Cadendo nel baratro, i Milli Vanilli si sono trascinati dietro la scena da Top 40 degli anni ’80. Si sono trasformati in un monito vivente contro il pop. Ci è voluto un decennio perché TRL, con Britney, i Backstreet Boys e gli NSYNC, riportasse in auge il suono dirty pop di cui i Milli Vanilli sono stati pionieri. Le radio avevano eliminato le loro hit dalla programmazione e questo, in parte, è il motivo per cui la colonna sonora di Monsters sta avendo un impatto così forte: la gente ascolta questi brani per la prima volta. E li apprezza.

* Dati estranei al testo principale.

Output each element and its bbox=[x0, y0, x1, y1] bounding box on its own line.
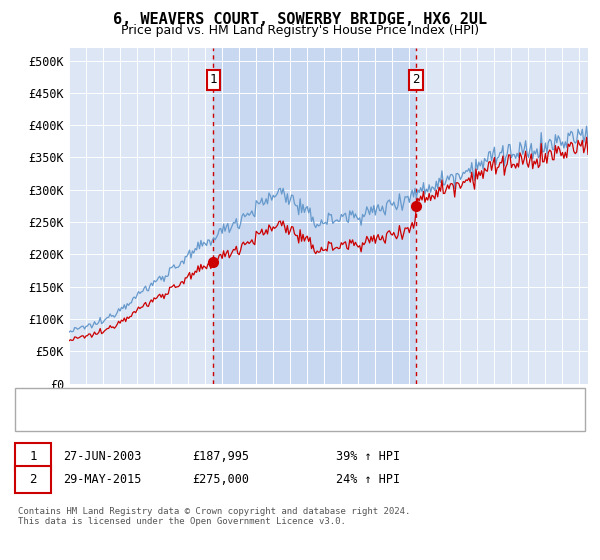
Text: 1: 1 bbox=[29, 450, 37, 463]
Text: Contains HM Land Registry data © Crown copyright and database right 2024.
This d: Contains HM Land Registry data © Crown c… bbox=[18, 507, 410, 526]
Text: 1: 1 bbox=[210, 73, 217, 86]
Text: £187,995: £187,995 bbox=[192, 450, 249, 463]
Text: 39% ↑ HPI: 39% ↑ HPI bbox=[336, 450, 400, 463]
Text: HPI: Average price, detached house, Calderdale: HPI: Average price, detached house, Cald… bbox=[81, 414, 380, 424]
Text: 6, WEAVERS COURT, SOWERBY BRIDGE, HX6 2UL: 6, WEAVERS COURT, SOWERBY BRIDGE, HX6 2U… bbox=[113, 12, 487, 27]
Text: Price paid vs. HM Land Registry's House Price Index (HPI): Price paid vs. HM Land Registry's House … bbox=[121, 24, 479, 37]
Text: 6, WEAVERS COURT, SOWERBY BRIDGE, HX6 2UL (detached house): 6, WEAVERS COURT, SOWERBY BRIDGE, HX6 2U… bbox=[81, 396, 458, 406]
Text: 29-MAY-2015: 29-MAY-2015 bbox=[63, 473, 142, 487]
Text: 2: 2 bbox=[413, 73, 420, 86]
Text: 27-JUN-2003: 27-JUN-2003 bbox=[63, 450, 142, 463]
Text: 24% ↑ HPI: 24% ↑ HPI bbox=[336, 473, 400, 487]
Text: 2: 2 bbox=[29, 473, 37, 487]
Text: £275,000: £275,000 bbox=[192, 473, 249, 487]
Bar bbox=[214, 48, 416, 384]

La storia dei Milli Vanilli ricorda da vicino il modo in cui Monsters descrive Erik e Lyle: due fratelli prigionieri di una menzogna terribile, che non possono fidarsi di nessuno se non l’uno dell’altro, vulnerabili nonostante la facciata patinata. Sia i fratelli omicidi che i Milli Vanilli escogitano un piano per ingannare tutti, ma falliscono. Nonostante tutto il male che hanno fatto, è commovente la scena in cui i Menendez si lanciano un ultimo sguardo sulle note di Girl I’m Gonna Miss You, così come lo è vedere Fab, alla fine del documentario, che stupisce il pubblico di un festival suonando Blame It On the Rain in versione voce e chitarra, dal vivo.
In questo momento storico, in cui siamo tutti preoccupati all’idea del pop deepfake creato dall’intelligenza artificiale, nei Milli Vanilli c’è qualcosa di rassicurante e familiare. Rob e Fab avevano una vera personalità, sapete? Erano star, avevano senso dell’umorismo, fisicità, carisma. Si vedeva che erano partiti come amici e si intuiva anche che avevano un disperato bisogno d’attenzione, per come si mettevano in mostra in modo esagerato. I loro difetti, come tutto il resto, erano umani. Ecco perché finalmente i Milli Vanilli hanno acquistato un senso.